La tecnología nos proporciona una sensación de poder y de invulnerabilidad que se revela falsa cuando somos conscientes de la fragilidad de ese vínculo, que puede romperse con una facilidad asombrosa: con toda la tranquilidad y la soberbia del mundo, navegamos en una embarcación exorbitante y aparente, con la seguridad de gobernarla a nuestro antojo y obviando que basta la más leve olita para hacerla naufragar.
¿Cuándo se convierte el miedo en paranoia? ¿Cuando la amenaza colectiva se individualiza en un solo sujeto? ¿O es tan solo una cuestión de grado? ¿Es en función de la naturaleza de la amenaza o de la integridad del que la sufre? La peor parte del apagón tecnológico, lo más inconcebible, lo más intolerable, no es la desconexión del mundo sino el silencio resultante.
«—Una cosa les puedo decir. Sea lo que sea lo que está pasando, se ha cargado nuestra tecnología. La palabra misma ya me parece anticuada, perdida en el espacio. ¿Qué pasó con el trasvase de autoridad a nuestros dispositivos seguros, a nuestra capacidad de encriptación, nuestros tuits, trolls y bots? ¿Acaso en la datasfera todo está expuesto a distorsión y robo? ¿Y nosotros solo podemos quedarnos aquí sentados y lamentarnos de nuestro destino?»
"El colapso va a cambiarnos, va a hacernos más fuertes, más humanos, más compasivos, más comprensivos", dicen los agoreros optimistas pensando más en los otros que en sí mismos, como quien recita una letanía sin entrar en el significado de lo que está diciendo. Pero la terca realidad se empeña en llevarle la contraria y la excepcionalidad acaba por revelar lo peor de cada uno porque llevamos inscrito en nuestro código genético el instinto de violencia para responder a la amenaza con más fuerza incluso que el de la supervivencia.
La pérdida de referentes adquiridos inconscientemente conduce al conflicto de estos con los referentes genéticos; los que terminen venciendo en esa cruenta guerra sin cuartel determinarán el estado mental definitivo del individuo afectado provocándole una disonancia cognitiva de compleja resolución en la que ha tenido lugar una subversión incontrolada de los hábitos de conducta y los patrones de reconocimiento. Mirar una pantalla vacía es lo más parecido a observar la nada.
«—Imaginemos que no somos lo que creemos ser. Que el mundo que conocemos está siendo completamente reestructurado mientras estamos aquí mirando o sentados y hablando».

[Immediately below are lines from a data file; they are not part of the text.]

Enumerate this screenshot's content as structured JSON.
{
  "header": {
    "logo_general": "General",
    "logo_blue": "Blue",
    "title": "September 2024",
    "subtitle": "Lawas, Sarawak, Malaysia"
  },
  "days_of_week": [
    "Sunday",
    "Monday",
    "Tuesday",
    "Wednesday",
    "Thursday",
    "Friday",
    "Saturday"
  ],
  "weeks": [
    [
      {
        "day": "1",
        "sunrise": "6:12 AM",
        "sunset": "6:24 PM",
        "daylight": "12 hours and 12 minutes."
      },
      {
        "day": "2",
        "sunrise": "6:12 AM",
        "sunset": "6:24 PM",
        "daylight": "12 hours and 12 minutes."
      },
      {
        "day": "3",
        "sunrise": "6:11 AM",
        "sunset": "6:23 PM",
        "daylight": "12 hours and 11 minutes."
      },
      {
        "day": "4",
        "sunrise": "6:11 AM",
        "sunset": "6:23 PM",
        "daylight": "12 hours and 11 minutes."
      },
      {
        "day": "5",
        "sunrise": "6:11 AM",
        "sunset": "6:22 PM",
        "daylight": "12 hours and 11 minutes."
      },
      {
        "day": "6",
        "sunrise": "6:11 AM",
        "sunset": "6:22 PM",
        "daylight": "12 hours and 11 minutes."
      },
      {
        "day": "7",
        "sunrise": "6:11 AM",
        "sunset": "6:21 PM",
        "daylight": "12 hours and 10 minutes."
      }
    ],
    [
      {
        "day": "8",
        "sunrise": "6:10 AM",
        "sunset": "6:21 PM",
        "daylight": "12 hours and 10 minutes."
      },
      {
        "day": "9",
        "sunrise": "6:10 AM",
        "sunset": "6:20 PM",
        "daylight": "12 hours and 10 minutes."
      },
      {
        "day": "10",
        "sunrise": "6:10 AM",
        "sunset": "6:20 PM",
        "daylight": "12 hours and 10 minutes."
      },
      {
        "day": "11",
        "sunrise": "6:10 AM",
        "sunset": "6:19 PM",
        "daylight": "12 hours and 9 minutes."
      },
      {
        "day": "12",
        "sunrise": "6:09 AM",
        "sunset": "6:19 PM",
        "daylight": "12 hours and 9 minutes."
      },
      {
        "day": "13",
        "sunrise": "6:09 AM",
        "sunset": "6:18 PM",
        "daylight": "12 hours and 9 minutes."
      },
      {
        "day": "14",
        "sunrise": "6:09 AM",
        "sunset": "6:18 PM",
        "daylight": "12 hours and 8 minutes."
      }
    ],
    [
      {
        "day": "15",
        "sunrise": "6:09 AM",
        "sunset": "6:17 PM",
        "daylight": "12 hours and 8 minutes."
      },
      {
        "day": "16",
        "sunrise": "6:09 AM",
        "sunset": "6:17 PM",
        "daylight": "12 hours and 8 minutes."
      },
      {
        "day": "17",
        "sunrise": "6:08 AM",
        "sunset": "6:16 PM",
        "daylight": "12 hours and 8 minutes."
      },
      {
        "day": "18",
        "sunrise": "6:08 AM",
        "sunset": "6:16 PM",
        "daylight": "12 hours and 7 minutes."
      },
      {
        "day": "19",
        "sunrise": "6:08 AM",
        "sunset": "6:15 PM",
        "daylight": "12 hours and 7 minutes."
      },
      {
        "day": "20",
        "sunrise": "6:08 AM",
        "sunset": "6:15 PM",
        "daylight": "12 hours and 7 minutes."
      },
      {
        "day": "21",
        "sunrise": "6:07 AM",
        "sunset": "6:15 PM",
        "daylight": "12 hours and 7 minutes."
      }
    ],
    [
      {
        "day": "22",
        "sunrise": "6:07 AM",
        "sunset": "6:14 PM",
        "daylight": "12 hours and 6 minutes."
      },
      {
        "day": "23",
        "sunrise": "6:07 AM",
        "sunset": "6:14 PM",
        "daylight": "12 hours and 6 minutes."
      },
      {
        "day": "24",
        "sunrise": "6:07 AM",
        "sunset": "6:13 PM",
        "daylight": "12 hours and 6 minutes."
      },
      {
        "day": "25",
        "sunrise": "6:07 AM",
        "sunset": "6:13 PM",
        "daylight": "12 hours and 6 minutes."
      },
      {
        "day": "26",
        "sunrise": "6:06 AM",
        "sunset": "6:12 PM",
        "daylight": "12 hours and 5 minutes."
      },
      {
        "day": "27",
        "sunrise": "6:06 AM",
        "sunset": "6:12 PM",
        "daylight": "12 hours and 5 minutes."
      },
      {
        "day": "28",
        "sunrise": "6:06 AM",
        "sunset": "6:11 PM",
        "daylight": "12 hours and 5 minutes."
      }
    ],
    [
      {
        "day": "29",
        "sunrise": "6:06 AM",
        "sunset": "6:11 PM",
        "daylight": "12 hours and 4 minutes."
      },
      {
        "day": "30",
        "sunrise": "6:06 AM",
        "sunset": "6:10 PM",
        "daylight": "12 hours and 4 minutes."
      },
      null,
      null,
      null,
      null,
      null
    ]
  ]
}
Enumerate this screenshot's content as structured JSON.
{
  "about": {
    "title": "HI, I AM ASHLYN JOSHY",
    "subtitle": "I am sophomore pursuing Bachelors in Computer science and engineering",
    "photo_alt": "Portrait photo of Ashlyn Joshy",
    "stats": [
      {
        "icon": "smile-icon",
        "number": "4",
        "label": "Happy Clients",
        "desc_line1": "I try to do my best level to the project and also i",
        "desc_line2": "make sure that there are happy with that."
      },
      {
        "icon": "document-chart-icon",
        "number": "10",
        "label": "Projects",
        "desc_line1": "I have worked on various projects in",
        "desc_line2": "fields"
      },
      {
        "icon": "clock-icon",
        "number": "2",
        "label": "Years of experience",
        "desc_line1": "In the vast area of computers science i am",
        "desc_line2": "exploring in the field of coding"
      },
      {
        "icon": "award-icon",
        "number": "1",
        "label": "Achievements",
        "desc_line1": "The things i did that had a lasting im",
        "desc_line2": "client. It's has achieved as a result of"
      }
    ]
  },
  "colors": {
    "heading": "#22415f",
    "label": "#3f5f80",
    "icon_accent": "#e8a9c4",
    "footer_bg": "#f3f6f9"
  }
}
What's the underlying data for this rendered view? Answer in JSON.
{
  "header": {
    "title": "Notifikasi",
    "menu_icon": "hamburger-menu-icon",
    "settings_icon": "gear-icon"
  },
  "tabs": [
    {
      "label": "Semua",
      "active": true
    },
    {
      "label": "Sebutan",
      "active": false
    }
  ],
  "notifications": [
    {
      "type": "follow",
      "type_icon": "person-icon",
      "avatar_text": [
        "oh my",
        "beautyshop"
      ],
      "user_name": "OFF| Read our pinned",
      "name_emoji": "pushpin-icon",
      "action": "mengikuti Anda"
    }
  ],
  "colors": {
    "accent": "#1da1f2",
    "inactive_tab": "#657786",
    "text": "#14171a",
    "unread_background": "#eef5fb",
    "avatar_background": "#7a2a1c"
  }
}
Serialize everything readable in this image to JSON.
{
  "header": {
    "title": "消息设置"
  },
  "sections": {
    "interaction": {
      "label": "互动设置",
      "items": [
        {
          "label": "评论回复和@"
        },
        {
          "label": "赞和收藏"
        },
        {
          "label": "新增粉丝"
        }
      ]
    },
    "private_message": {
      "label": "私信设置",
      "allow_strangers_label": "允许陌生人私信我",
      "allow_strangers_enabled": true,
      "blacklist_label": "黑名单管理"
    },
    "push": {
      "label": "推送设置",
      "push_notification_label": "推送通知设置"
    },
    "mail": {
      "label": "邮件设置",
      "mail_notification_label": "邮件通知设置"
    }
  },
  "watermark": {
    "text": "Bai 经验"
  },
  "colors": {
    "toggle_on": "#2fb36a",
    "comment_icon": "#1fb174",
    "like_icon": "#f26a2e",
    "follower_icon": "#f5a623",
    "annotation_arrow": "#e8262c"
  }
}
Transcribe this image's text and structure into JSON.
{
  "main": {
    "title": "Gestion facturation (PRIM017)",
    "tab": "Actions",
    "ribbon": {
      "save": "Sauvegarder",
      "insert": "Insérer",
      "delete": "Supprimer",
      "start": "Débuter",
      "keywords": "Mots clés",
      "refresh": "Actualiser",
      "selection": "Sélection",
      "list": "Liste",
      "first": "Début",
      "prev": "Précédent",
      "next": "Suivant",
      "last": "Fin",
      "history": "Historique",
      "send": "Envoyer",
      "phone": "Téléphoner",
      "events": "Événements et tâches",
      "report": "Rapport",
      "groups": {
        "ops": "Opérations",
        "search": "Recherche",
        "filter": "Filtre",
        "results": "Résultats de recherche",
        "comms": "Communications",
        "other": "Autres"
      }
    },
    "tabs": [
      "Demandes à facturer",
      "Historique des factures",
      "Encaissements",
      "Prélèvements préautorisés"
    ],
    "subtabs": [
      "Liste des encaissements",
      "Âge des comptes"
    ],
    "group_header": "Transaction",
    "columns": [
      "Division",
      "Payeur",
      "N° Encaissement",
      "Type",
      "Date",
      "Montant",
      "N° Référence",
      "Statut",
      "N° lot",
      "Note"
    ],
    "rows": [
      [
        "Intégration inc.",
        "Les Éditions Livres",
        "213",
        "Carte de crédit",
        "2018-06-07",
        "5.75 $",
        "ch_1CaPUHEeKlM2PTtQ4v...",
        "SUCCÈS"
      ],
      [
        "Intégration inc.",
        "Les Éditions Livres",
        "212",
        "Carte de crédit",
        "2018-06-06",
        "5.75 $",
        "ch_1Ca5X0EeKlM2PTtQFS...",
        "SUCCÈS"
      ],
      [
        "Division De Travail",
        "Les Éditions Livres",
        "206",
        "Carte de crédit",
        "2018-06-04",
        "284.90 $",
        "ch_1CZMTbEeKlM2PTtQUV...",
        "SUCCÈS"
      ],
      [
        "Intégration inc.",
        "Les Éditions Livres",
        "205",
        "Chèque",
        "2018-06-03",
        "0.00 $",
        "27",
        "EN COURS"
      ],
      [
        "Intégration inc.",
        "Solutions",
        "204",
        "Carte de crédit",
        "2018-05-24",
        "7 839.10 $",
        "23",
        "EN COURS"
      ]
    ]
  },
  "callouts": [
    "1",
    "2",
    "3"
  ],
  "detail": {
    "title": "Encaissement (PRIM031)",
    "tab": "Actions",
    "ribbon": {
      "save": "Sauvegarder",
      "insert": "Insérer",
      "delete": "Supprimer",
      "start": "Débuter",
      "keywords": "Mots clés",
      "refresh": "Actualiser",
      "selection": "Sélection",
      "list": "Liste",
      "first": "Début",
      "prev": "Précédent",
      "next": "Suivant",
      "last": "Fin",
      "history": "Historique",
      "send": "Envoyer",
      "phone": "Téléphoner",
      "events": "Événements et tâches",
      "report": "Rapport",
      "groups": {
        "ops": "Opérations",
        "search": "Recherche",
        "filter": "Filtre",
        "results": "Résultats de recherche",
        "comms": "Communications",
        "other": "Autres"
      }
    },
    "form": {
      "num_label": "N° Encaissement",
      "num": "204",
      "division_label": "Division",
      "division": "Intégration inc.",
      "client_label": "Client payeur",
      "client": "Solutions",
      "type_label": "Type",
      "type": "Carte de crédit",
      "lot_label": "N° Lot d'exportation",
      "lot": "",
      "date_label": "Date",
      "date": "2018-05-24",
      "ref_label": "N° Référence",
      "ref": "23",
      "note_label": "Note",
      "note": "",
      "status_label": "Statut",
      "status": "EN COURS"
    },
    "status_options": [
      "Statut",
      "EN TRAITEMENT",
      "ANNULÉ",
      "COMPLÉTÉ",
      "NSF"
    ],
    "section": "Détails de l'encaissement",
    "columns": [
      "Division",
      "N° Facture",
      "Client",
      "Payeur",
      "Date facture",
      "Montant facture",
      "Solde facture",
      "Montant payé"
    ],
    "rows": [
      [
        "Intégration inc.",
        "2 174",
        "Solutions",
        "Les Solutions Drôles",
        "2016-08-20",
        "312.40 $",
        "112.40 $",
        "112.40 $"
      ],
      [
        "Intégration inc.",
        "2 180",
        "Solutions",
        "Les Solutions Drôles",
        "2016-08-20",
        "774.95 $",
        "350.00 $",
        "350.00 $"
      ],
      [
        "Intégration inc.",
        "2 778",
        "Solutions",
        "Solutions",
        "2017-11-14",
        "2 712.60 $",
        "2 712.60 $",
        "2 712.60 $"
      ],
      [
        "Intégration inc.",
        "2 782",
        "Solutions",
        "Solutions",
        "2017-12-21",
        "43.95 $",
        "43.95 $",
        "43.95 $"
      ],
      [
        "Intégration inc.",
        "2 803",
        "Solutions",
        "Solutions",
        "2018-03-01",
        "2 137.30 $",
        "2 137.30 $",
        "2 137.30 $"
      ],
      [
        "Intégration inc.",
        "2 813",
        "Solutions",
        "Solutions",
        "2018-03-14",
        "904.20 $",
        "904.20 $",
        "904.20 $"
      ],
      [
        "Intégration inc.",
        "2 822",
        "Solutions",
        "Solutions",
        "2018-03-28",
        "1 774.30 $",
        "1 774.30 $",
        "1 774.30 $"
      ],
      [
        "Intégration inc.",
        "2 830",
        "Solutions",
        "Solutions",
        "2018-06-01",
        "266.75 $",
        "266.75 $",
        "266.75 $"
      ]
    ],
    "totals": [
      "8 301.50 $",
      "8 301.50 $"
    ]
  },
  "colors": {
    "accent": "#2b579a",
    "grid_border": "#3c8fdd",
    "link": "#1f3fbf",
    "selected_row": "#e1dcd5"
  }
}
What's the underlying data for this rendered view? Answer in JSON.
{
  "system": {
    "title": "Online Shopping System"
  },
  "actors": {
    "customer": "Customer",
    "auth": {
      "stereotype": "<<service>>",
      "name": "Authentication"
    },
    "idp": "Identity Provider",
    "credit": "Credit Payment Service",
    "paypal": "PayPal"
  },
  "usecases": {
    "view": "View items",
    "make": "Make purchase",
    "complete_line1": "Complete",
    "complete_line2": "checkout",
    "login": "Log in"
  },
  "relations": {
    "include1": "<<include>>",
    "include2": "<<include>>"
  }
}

El efecto más nocivo del apagón de la tecnología, un sistema solipsístico por naturaleza, no es la materialización de la propia soledad sino el inevitable descubrimiento del otro. Y el silencio, que se cierne amenazante sobre un mundo anhelante de ruido que no puede remediar ni siquiera la verborrea ininterrumpida e inconsistente en su intento de reparar la soledad ocasionada por la desaparición del interlocutor tecnológico, desvela una nueva dimensión en la que cada ruido es prolongado, repetido y amplificado pero no consigue rellenar el vacío abisal de su ausencia.
«—Llevo años, muchos años, escribiendo en cuadernillos. Ideas, recuerdos, palabras, un cuaderno tras otro, ya hay muchísimos amontonados en los armarios, en los cajones y en todas partes, y a veces revisito cuadernos antiguos y me asombra leer lo que pensé en un momento dado que valía la pena escribir. Las palabras me devuelven a un tiempo muerto».
DeLillo es un especialista en meternos el miedo en el cuerpo, un miedo agónico, inevitable, pero en ninguna de sus novelas anteriores ha conseguido representarlo tan próximo y, por tanto, tan real, porque todas las condiciones para que tenga lugar la situación que describe están ya presentes en nuestra cotidianidad, incluido el presentimiento de la fragilidad del propio medio tecnológico; de hecho, el apagón de El silencio no parece deberse a ningún ataque informático ni a ningún sabotaje a gran escala sino a una incidencia mucho menos transcendental; no se trata de ningún error de seguridad, cuya integridad depende de instrumentos posteriores al propio avance tecnológico, sea un virus o un pirateo, sino que lo que pone de manifiesto es la fragilidad de la tecnología: el último avance depende de un invento, la electricidad, que cuenta con más de un siglo de edad.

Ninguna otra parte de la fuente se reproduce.